Despite his success in business, J.C. always retained his simple living habits, droll sense of humor and trademark Seacrest eccentricity. In one apocryphal scene, as J.C. emerged from an editorial cubicle, he bumped into a desk, tearing his jacket. He stopped, called for a maintenance man, and had the offending corner sawed off on the spot as a warning not to mess with the boss.
In December 1935, J.C. established the J.C. Seacrest Trust. It’s opening paragraphs read, “A newspaper is more than merely a manufacturing or merchandising proposition; a reasonable ownership is essential if a newspaper is to serve the public unselfishly.” It was important to J.C. that 15% of the trust earnings be distributed to charitable causes. Over the years, the trust has funded investments ranging from Madonna Rehabilitation Hospital to the University of Nebraska School of Journalism.

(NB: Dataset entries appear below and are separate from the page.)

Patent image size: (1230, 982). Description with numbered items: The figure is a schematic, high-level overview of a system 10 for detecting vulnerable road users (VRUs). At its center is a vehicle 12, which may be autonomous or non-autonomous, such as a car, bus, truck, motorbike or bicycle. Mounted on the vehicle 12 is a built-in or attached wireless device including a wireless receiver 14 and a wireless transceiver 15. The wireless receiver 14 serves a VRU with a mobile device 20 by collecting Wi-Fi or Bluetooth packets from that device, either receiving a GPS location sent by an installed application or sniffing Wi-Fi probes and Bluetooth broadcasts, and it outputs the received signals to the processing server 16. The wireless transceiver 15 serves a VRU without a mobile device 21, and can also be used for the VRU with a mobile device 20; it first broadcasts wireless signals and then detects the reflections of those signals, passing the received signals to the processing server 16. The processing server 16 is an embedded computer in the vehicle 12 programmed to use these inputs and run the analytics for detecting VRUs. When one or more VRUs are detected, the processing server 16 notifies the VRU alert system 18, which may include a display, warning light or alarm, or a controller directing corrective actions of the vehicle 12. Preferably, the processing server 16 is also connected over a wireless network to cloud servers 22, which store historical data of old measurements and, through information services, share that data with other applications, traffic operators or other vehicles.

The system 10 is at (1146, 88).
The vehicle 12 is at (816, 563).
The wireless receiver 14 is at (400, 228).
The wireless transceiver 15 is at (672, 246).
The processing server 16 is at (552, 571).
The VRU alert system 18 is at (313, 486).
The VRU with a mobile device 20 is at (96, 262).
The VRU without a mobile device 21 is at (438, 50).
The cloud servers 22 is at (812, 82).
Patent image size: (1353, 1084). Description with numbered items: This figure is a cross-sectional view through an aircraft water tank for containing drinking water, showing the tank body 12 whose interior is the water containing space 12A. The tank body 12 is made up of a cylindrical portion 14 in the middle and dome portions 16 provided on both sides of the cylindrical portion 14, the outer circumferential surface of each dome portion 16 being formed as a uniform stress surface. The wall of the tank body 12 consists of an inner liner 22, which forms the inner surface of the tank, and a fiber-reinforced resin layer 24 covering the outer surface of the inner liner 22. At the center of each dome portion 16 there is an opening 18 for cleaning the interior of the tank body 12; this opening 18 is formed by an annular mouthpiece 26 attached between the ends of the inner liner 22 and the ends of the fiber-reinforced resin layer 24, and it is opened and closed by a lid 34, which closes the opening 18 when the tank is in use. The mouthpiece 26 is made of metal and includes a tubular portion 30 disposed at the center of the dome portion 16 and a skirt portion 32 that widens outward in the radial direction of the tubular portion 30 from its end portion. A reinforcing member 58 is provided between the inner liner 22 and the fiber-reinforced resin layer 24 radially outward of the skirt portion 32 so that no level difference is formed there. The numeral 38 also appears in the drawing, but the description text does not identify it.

J.C. died on April 21, 1942. On the day of his funeral, the offices of the Journal had to close early, as his former employees packed First Plymouth Church to pay their respects. The minister stated that because Mr. Seacrest had been a builder, he had chosen 1 Corinthians: 3-10: “By the grace God has given me, I laid a foundation as a wise builder, and someone else is building on it. But each one should build with care. For no one can lay any foundation, other than the one already laid.”